Physicists in the U.S. have created a fluid with “negative mass”—meaning that when you push it away, it accelerates towards you. That means researchers can now use this bizarre phenomenon will now be used to study some of the universe’s biggest mysteries, including dark energy and black holes.
Negative mass is a hypothetical concept that says matter can exist with a mass opposite to normal matter. Instead of having a positive weight—1kg, for example—negative mass would weigh minus 1kg. This works in the same way that an electric charge can be either positive or negative.
In 2014, a team of Canadian cosmologists announced negative matter could indeed exist in the universe without violating our laws of physics. They said as long as negative mass was being produced in a certain way, it could exist according to Einstein’s theory of general relativity.
Now, Michael Forbes and his team from Washington State University have managed to create negative mass in a laboratory. Their results are published in the journal Physical Review Letters.
Newton’s Second Law of Motion says that if you push something with a given force it will move away at a given speed—depending on the object’s mass, the force and friction. “That’s what most things that we’re used to do,” Forbes explains in a statement. “With negative mass, if you push something, it accelerates toward you.”
To create these conditions, the team used rubidium atoms that had been cooled down to just above absolute zero using lasers. In this state of matter—known as a Bose-Einstein condensate—particles move very slowly and start behaving like waves. The particles move in unison and flow without losing energy, becoming what is known as a superfluid. At this point, the cooled rubidium has a regular mass.
To create the negative mass, the team shot the rubidium with another set of lasers that pushed the atoms back and forth and changed the way they spun. When the “bowl” holding the rubidium they had created smashed, it appeared to have a negative mass.

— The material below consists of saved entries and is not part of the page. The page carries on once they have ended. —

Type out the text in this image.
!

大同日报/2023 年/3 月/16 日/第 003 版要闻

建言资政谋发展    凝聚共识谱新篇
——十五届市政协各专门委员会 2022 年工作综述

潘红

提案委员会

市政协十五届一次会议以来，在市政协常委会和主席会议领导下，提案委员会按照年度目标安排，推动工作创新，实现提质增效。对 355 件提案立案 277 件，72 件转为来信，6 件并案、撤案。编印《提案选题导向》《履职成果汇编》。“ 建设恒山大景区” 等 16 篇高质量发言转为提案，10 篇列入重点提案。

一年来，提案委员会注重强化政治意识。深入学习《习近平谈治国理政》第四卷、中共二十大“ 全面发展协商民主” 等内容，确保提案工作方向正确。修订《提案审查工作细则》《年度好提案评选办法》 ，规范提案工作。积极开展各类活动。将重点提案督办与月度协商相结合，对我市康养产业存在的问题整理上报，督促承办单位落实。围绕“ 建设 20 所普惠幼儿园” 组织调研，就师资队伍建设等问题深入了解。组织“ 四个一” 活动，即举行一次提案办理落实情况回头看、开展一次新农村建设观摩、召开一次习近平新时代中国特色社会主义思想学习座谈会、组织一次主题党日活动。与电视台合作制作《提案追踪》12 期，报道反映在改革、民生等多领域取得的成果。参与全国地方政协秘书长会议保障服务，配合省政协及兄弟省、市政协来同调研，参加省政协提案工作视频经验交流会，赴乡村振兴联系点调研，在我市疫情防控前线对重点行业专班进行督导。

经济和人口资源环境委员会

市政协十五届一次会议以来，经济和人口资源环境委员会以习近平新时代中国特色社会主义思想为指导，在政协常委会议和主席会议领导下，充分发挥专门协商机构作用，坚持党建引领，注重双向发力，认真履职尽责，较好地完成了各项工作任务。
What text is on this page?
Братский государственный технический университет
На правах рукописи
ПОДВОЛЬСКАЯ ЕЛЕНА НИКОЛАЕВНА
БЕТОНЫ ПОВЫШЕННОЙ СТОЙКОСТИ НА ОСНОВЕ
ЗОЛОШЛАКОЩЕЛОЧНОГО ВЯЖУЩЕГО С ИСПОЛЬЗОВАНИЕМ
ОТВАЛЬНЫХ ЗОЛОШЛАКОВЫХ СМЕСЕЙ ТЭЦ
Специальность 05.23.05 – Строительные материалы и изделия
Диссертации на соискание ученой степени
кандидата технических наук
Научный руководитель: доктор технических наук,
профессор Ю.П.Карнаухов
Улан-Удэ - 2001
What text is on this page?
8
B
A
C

“Once you push, it accelerates backwards,” Forbes says. “It looks like the rubidium hits an invisible wall. What’s a first here is the exquisite control we have over the nature of this negative mass, without any other complications.”
Because of this control, scientists can now use it to come up with experiments to test theories relating to extreme astrophysics, such as dark energy and black holes. Previously, scientists have suggested dark matter and dark energy be considered a negative mass. “It provides another environment to study a fundamental phenomenon that is very peculiar,” Forbes adds.